For resource usage, symbol listing, see references/debugging-tools.md

资源使用情况、符号列表等请参考references/debugging-tools.md


**For complete debugging tool reference:** See `references/debugging-tools.md` for detailed compute-sanitizer options, cuda-gdb workflows, and cuobjdump analysis patterns.

**完整调试工具参考:** 关于compute-sanitizer的详细选项、cuda-gdb工作流和cuobjdump分析模式,请查看`references/debugging-tools.md`。

Performance Optimization Workflow

性能优化工作流

Golden Rule

黄金法则

Never optimize without profiling first. Intuition about GPU bottlenecks is almost always wrong. The profile → fix → verify loop is the actual optimization work, not a preliminary step.
未经性能分析,绝不进行优化。 对GPU瓶颈的直觉几乎总是错误的。“分析→修复→验证”的循环才是真正的优化工作,而非预备步骤。

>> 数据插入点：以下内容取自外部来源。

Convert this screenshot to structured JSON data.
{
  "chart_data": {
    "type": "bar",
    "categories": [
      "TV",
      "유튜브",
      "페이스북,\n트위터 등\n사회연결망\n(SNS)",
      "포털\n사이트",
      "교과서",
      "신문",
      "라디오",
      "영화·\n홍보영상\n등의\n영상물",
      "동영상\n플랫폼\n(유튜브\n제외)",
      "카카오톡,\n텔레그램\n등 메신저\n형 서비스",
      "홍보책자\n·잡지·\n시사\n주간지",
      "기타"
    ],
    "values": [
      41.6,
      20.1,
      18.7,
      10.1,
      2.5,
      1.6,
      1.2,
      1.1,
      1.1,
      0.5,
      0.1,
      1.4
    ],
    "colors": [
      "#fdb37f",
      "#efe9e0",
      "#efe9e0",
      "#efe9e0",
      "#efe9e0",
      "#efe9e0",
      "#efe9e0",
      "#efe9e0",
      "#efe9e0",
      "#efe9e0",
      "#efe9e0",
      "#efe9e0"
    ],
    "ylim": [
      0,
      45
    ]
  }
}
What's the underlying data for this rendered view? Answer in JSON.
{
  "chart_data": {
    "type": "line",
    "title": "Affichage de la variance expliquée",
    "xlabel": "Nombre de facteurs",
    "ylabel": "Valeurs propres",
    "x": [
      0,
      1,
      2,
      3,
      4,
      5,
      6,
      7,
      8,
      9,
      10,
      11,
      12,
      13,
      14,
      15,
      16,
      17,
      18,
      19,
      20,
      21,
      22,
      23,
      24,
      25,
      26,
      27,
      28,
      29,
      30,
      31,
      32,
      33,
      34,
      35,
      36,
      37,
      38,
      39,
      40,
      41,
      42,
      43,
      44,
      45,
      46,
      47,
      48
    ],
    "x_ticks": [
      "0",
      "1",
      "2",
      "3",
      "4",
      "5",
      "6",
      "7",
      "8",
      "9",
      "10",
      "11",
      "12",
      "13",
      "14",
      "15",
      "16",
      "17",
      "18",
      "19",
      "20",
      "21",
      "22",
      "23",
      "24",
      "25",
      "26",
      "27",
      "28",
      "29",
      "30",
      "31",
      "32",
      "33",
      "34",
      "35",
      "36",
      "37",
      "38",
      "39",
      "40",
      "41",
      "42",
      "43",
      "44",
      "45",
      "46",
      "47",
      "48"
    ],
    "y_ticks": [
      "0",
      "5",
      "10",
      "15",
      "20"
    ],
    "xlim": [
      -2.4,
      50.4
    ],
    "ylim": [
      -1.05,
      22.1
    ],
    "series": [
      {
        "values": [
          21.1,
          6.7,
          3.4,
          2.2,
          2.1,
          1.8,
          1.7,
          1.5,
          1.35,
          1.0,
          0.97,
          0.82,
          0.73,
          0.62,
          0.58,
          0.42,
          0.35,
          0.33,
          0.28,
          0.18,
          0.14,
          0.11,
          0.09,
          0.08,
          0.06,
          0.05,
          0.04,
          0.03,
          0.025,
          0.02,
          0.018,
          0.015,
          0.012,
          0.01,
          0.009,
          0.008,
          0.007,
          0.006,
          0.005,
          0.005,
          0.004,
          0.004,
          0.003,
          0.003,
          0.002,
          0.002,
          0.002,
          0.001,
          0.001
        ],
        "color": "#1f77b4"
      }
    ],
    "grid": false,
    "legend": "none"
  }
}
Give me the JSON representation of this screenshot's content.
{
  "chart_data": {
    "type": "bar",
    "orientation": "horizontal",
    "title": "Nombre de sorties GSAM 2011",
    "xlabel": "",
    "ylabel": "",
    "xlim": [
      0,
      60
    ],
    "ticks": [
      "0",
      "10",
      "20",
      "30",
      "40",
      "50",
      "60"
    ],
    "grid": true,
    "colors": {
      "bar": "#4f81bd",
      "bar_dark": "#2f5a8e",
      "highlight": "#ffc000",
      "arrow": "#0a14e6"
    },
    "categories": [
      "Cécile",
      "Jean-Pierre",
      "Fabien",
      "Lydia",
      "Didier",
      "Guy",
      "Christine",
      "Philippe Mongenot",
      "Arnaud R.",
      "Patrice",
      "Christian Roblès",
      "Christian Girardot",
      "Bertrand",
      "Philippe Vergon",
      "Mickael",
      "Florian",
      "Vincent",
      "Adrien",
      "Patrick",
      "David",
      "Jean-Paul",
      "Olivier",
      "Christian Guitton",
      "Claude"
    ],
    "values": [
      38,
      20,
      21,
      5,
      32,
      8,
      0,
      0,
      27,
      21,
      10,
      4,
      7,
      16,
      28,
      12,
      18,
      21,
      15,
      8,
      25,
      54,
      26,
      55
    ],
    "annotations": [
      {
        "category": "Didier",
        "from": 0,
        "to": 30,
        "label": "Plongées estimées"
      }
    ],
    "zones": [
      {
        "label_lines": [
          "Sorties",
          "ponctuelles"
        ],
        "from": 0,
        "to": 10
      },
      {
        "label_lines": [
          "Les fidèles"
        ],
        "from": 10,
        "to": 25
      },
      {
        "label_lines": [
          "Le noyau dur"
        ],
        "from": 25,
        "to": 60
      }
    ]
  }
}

Performance Investigation Steps

性能分析步骤

  1. Establish baseline — Time the operation, record it
  2. Profile with nsys — Get timeline, identify which kernels matter
  3. Deep-dive with ncu — Analyze specific bottleneck kernels
  4. Hypothesize — Based on metrics, form specific hypothesis
  5. Change one thing — Make a single targeted change
  6. Verify — Re-profile, confirm improvement
  7. Repeat
  1. 建立基准线 —— 记录当前操作的耗时
  2. 用nsys做性能分析 —— 获取时间线,确定哪些内核是性能热点
  3. 用ncu深度分析 —— 分析特定的瓶颈内核
  4. 提出假设 —— 根据性能指标形成具体假设
  5. 只改一处 —— 做一个针对性的小修改
  6. 验证效果 —— 重新分析性能,确认优化有效
  7. 重复迭代

nsys (Nsight Systems) — Timeline Profiling

nsys(Nsight Systems)—— 时间线性能分析

Use nsys for: "Where is time being spent?" — CPU/GPU interaction, kernel launch patterns, memory transfers, overall timeline.
bash
undefined
nsys用于回答:“时间都花在哪里了?”—— 包括CPU/GPU交互、内核启动模式、内存传输、整体时间线等。
bash
undefined

Basic profile

基础性能分析

nsys profile -o report ./program nsys stats report.nsys-rep --report cuda_gpu_kern_sum
nsys profile -o report ./program nsys stats report.nsys-rep --report cuda_gpu_kern_sum

With NVTX markers

配合NVTX标记

nsys profile --trace=cuda,nvtx -o report ./program
nsys profile --trace=cuda,nvtx -o report ./program

Key reports: cuda_gpu_kern_sum, cuda_api_sum, cuda_gpu_mem_time_sum, nvtx_sum

关键报告:cuda_gpu_kern_sum、cuda_api_sum、cuda_gpu_mem_time_sum、nvtx_sum

For detailed usage, see references/nsys-guide.md

详细用法请参考references/nsys-guide.md


**For detailed nsys analysis patterns:** See `references/nsys-guide.md` for timeline interpretation, identifying common bottlenecks, and analysis workflows.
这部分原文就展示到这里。